Li Mei saiu da cozinha nesse momento e comentou, cheia de sarcasmo: "Tang Feng, de onde tirou tantos cigarros caros? Será que foi roubado?"

Tang Feng nem quis responder.

Li Mei, vendo o silêncio, franziu a testa: "Não tem educação? Estou falando com você, custa responder?"

"Mãe, foi presente de um responsável de aluno." Tang Feng respondeu contrariado.

Ao saber que não era roubado, Li Mei ficou aliviada e pediu sem cerimônia: "Deixe alguns para mim, vou levar para o seu avô depois."

"Sem problemas." Tang Feng respondeu prontamente.

Após tomar banho, entrou no quarto.

Ao vê-lo, Song Ziwei resmungou e enterrou a cabeça no travesseiro.

Tang Feng sorriu: "Ainda está chateada, pequena? Não fique com ciúmes, não aconteceu nada entre mim e a mãe do aluno."

Song Ziwei tirou a cabeça do travesseiro e, emburrada, perguntou: "Não estou chateada! Mas, senhor Tang, o que fez com o meu carro?"

"Preciso dele amanhã para cobrar o restante das dívidas."

Tang Feng respondeu: "Deixei na escola, mas não dá para usar. Que tal trocarmos de carro?"

Nesse momento, Li Mei entrou trazendo uma bandeja de frutas, rindo: "Tang Feng, você não tem vergonha mesmo. Mora aqui, come e bebe de graça, e ainda quer que compremos um carro novo para você? Está sonhando?"

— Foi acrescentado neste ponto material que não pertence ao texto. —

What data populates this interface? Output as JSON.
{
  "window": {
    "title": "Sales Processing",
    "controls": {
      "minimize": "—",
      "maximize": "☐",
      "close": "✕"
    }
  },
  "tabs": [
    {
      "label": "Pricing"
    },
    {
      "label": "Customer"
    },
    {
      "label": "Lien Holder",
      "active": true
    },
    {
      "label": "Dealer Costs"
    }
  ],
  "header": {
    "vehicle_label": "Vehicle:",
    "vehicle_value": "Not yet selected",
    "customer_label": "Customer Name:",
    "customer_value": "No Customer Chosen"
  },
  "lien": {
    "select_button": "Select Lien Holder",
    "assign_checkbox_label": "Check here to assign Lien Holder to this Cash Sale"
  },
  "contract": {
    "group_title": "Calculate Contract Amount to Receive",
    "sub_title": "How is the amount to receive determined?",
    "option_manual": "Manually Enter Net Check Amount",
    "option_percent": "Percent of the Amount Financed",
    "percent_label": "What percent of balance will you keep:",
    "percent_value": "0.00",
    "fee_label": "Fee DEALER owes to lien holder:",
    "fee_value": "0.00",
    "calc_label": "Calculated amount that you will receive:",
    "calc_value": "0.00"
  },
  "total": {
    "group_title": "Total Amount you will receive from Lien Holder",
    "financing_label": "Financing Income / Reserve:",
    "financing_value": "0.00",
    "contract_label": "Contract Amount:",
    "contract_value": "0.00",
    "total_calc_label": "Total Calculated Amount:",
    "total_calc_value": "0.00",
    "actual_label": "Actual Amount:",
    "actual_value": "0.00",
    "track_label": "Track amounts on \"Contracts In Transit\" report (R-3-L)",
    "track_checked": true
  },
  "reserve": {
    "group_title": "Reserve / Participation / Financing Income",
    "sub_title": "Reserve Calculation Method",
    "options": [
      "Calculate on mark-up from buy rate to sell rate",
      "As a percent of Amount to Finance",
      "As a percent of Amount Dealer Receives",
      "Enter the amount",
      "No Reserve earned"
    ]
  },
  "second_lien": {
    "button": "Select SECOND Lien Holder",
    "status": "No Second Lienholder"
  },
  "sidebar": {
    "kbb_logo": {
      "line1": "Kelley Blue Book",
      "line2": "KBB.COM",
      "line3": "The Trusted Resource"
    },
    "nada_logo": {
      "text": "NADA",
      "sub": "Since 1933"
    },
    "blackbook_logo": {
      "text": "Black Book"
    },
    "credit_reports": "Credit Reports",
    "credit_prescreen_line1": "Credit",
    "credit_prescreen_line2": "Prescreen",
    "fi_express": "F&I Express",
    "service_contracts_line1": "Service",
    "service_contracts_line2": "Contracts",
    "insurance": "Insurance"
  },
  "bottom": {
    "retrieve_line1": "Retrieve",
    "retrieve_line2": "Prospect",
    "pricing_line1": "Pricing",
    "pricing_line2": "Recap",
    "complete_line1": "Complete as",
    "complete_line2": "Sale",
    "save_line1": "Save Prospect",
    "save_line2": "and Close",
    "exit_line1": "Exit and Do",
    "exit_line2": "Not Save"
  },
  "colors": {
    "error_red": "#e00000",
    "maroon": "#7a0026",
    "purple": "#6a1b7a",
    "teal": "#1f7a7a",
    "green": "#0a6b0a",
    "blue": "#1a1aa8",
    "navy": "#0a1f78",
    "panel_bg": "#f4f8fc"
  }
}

"Mãe, o carro é para Ziwei, só vou aproveitar a carona." Tang Feng rebateu.

Li Mei pousou a bandeja diante de Song Ziwei, pôs as mãos na cintura e disse: "Seu inútil! Já está de olho no dinheiro que Ziwei vai ganhar cobrando dívidas? Esqueça, não vai acontecer! Quer outro carro, trabalhe e compre, mas não pense em tocar nas economias da minha filha!"

Tang Feng sorriu sem jeito: "Nem falei para vocês pagarem. Deixa comigo, resolvo com um telefonema."

"Aliás, Ziwei, qual carro você gosta? Um Mini da BMW, talvez?"

Li Mei não se conteve e caiu na risada: "Seu inútil, acha mesmo que pode bancar um carro desses? Com o troco que tem, não compra nem um parafuso! Isso é hilário."

Song Ziwei também parecia descontente, achando que Tang Feng só estava se gabando.

Tang Feng não se explicou mais e disse a Song Ziwei: "Amanhã é fim de semana, vamos juntos às concessionárias. Escolha o que quiser, eu compro para você."